Aku tumbuh di rumah yang tak mengenal cahaya. Bukan karena lampu-lampunya padam ataupun jendela yang tak pernah terbuka, melainkan bayangan ayah yang kerap menelanku mentah-mentah.
Di rumah ini ia adalah raja. Istana yang hanya dihuni oleh dirinya, mungkin bersama seekor iblis dan beberapa peri tak kasatmata. Sebab pada malam-malam tertentu, aku sering mendengar teriakan ayah. Kadang ia bernyanyi sembari menari dalam gerakan-gerakan aneh. Dan selalu saja, ekor matanya bisa menangkap meskipun aku bersembunyi.
"Kau mengintip rupanya. Kemari kau, anak setan!"

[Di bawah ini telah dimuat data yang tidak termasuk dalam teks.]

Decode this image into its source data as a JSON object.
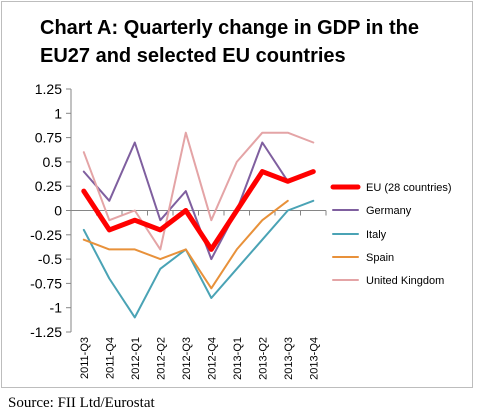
{
  "title": "Chart A: Quarterly change in GDP in the EU27 and selected EU countries",
  "source": "Source: FII Ltd/Eurostat",
  "chart_data": {
    "type": "line",
    "title": "Chart A: Quarterly change in GDP in the EU27 and selected EU countries",
    "xlabel": "",
    "ylabel": "",
    "categories": [
      "2011-Q3",
      "2011-Q4",
      "2012-Q1",
      "2012-Q2",
      "2012-Q3",
      "2012-Q4",
      "2013-Q1",
      "2013-Q2",
      "2013-Q3",
      "2013-Q4"
    ],
    "ylim": [
      -1.25,
      1.25
    ],
    "yticks": [
      "1.25",
      "1",
      "0.75",
      "0.5",
      "0.25",
      "0",
      "-0.25",
      "-0.5",
      "-0.75",
      "-1",
      "-1.25"
    ],
    "grid": false,
    "legend": "right",
    "series": [
      {
        "name": "EU (28 countries)",
        "color": "#ff0000",
        "values": [
          0.2,
          -0.2,
          -0.1,
          -0.2,
          0.0,
          -0.4,
          0.0,
          0.4,
          0.3,
          0.4
        ]
      },
      {
        "name": "Germany",
        "color": "#7f5f9f",
        "values": [
          0.4,
          0.1,
          0.7,
          -0.1,
          0.2,
          -0.5,
          0.0,
          0.7,
          0.3,
          0.4
        ]
      },
      {
        "name": "Italy",
        "color": "#4aa3b5",
        "values": [
          -0.2,
          -0.7,
          -1.1,
          -0.6,
          -0.4,
          -0.9,
          -0.6,
          -0.3,
          0.0,
          0.1
        ]
      },
      {
        "name": "Spain",
        "color": "#e8913a",
        "values": [
          -0.3,
          -0.4,
          -0.4,
          -0.5,
          -0.4,
          -0.8,
          -0.4,
          -0.1,
          0.1,
          null
        ]
      },
      {
        "name": "United Kingdom",
        "color": "#e4a4a6",
        "values": [
          0.6,
          -0.1,
          0.0,
          -0.4,
          0.8,
          -0.1,
          0.5,
          0.8,
          0.8,
          0.7
        ]
      }
    ]
  }
}
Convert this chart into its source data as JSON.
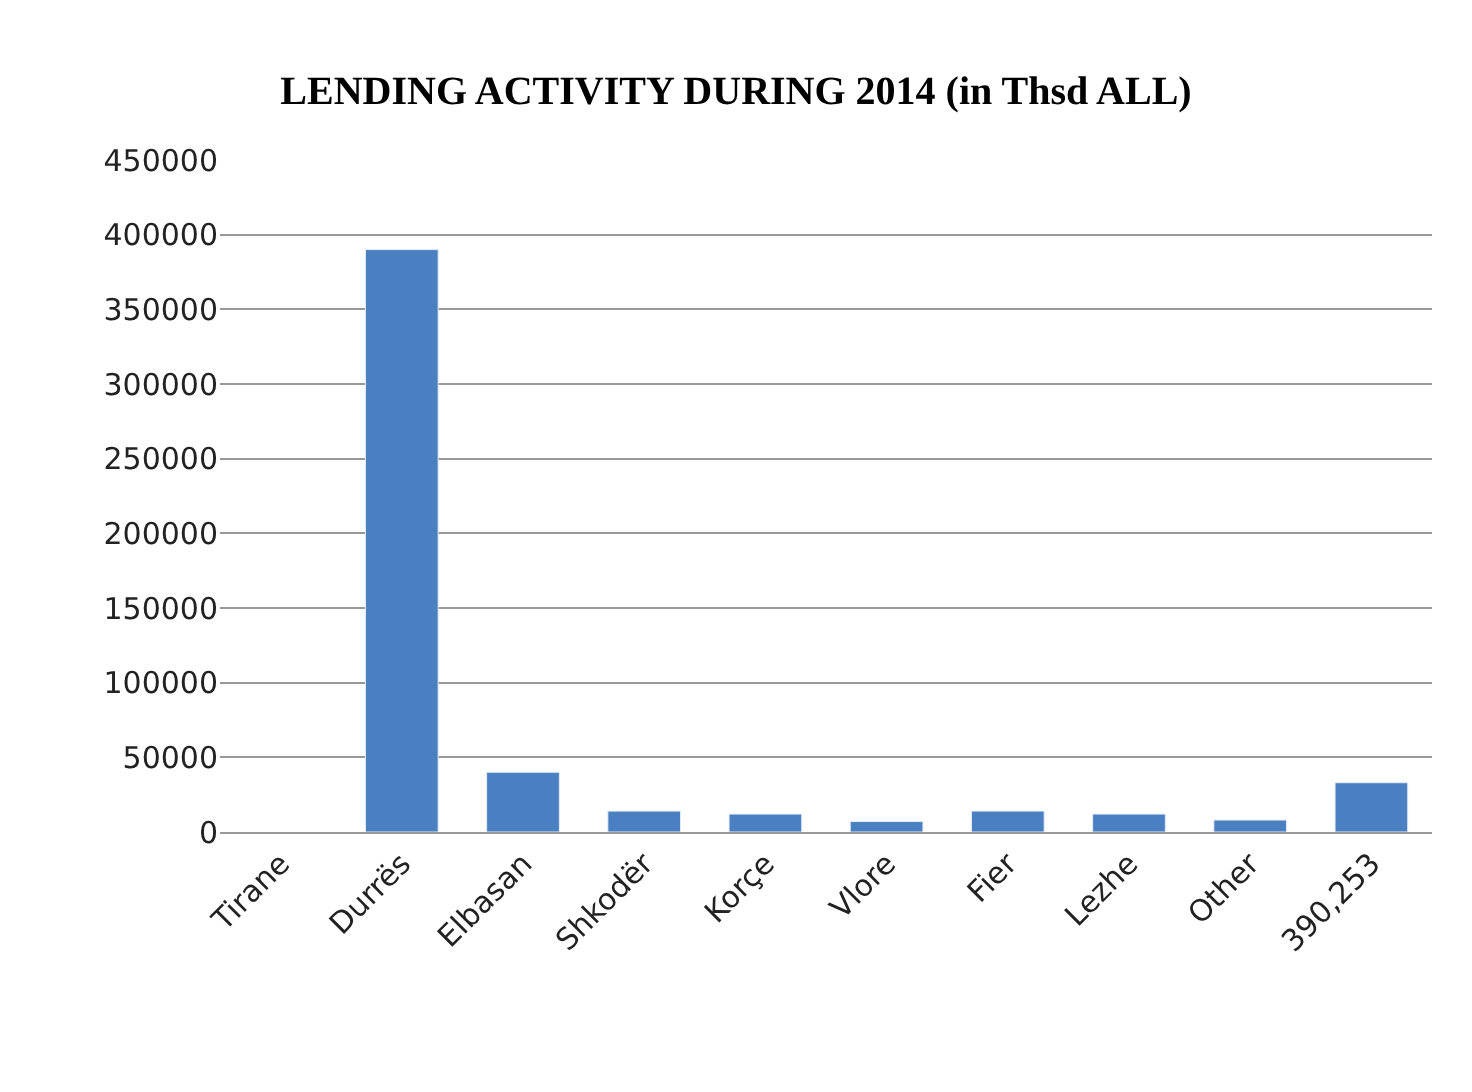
{
  "chart_data": {
    "type": "bar",
    "title": "LENDING ACTIVITY DURING 2014 (in Thsd ALL)",
    "categories": [
      "Tirane",
      "Durrës",
      "Elbasan",
      "Shkodër",
      "Korçe",
      "Vlore",
      "Fier",
      "Lezhe",
      "Other",
      "390,253"
    ],
    "values": [
      null,
      390000,
      40000,
      14000,
      12000,
      7000,
      14000,
      12000,
      8000,
      33000
    ],
    "color": "#4a7fc1",
    "ylim": [
      0,
      450000
    ],
    "yticks": [
      0,
      50000,
      100000,
      150000,
      200000,
      250000,
      300000,
      350000,
      400000,
      450000
    ],
    "grid": "y"
  }
}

Suaranya buas. Matanya merah. Dalam sekejap ia melompat. Mendengus seakan ingin melumatku. Sekujur tubuhku gemetar. Bahkan tanpa sadar aku mengompol karena rasa takut tak tertahankan. Melihat kejadian itu ayah malah kegirangan. Ia tertawa seraya tak berhenti menghujaniku makian. "Mau jadi apa kau? Sudah besar masih juga ngompol. Dasar pengecut!"
"Maafkan aku, Ayah."
"Kau hanyalah tikus tak berguna. Pantas saja kau biarkan ibumu diperkosa tanpa berbuat sesuatu untuk membelanya." Ayah menggeram. Kakinya menghentak-hentak lantai. Beberapa pukulan bersarang di dinding membuat nyaliku semakin kerdil. "Lebih baik kau mati sebagai laki-laki demi membela ibumu daripada hidup tapi menyusahkan diri sendiri."

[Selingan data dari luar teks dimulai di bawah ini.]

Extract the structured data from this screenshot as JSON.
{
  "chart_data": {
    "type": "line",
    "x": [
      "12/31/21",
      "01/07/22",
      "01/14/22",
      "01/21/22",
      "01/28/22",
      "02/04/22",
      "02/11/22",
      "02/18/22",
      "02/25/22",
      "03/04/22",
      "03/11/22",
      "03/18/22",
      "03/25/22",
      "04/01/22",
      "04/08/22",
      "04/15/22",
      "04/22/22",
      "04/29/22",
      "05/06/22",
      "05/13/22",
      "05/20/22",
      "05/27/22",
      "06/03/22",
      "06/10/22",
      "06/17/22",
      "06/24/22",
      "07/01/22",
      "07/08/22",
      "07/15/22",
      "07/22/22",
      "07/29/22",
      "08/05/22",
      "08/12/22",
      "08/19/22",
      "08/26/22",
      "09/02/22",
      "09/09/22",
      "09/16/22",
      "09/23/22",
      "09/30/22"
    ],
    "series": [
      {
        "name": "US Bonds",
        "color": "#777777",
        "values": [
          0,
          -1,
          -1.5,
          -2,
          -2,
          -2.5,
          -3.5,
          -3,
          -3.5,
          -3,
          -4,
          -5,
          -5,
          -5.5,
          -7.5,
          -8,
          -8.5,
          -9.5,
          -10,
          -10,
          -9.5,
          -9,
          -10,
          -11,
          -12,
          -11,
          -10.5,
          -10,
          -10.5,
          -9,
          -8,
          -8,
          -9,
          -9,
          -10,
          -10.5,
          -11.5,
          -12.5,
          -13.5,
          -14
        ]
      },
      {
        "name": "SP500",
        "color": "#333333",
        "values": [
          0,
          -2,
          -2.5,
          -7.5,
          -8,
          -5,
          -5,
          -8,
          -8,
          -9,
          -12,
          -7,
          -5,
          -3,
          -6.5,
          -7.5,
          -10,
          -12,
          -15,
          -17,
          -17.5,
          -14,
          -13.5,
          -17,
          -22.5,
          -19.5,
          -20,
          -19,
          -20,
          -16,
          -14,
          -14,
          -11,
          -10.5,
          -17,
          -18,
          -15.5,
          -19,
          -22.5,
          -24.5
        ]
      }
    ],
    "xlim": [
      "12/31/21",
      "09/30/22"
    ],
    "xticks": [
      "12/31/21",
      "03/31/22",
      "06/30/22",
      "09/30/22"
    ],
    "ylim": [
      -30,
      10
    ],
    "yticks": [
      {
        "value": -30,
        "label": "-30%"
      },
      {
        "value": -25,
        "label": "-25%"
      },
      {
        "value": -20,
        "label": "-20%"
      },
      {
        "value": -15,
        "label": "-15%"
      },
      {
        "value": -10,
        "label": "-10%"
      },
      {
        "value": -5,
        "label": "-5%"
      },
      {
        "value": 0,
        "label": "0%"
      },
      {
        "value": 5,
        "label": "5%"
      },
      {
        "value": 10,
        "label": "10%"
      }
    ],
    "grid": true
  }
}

Aku semakin tenggelam dalam sumpah serapah ayah. Wajahnya bengis. Kedua kelopak matanya menghitam seakan lubang petaka tak berdasar. Aku tak berani menatapnya. Sekali saja melihat ke dalamnya, seketika aku terkulai lemas seolah nyawa terlepas.
***
Ibuku mungkin hanya seekor anjing betina. Namun ia tetaplah bunga mekar yang diimpikan serangga. Bahkan ketika ibu telah dipersunting ayah hingga melahirkan aku, serangga dan binatang-binatang lainnya masih saja mengendus wangi selangkangannya.

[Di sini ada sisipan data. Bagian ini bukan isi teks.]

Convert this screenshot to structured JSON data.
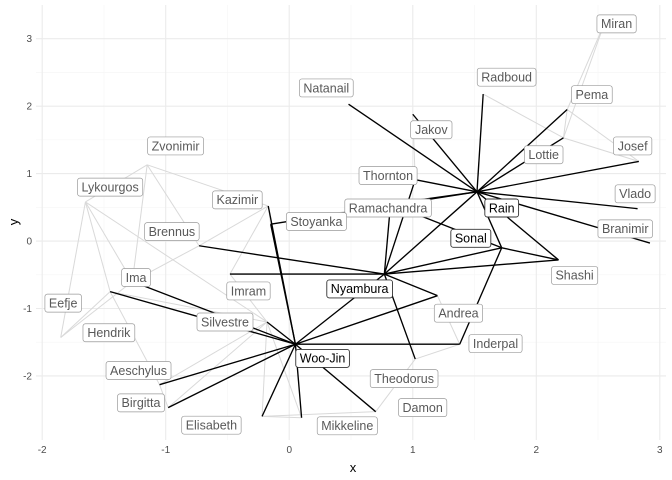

Aku tak pernah tahu apa yang dikerjakan ibu setiap kali ayah pergi. Pada fajar sebelum matahari menampakkan diri ayah sudah pergi. Aku tak pernah melihatnya terlalu lama di rumah. Siang hari pekerjaannya hanyalah mengasah parang dan belati. Lalu pergi selama beberapa hari. Lantas saat terbangun di pagi hari, aku mendapati diriku telah berada di dalam kamar tidur sendiri. Sedangkan di kamar di mana sebelumnya aku tertidur bersama ibu, ayah telah mendengkur.
Aku mengintip dari balik pintu. Dengkuran ayah serupa lenguh kerbau sekarat. Kedua tangannya selalu berlumuran sesuatu. Mungkin bekas darahnya sendiri atau darah sesosok bayangan yang telah dibantainya dalam mimpi. Aku segera menjauh saat napasnya tersedak dan tubuhnya bergerak.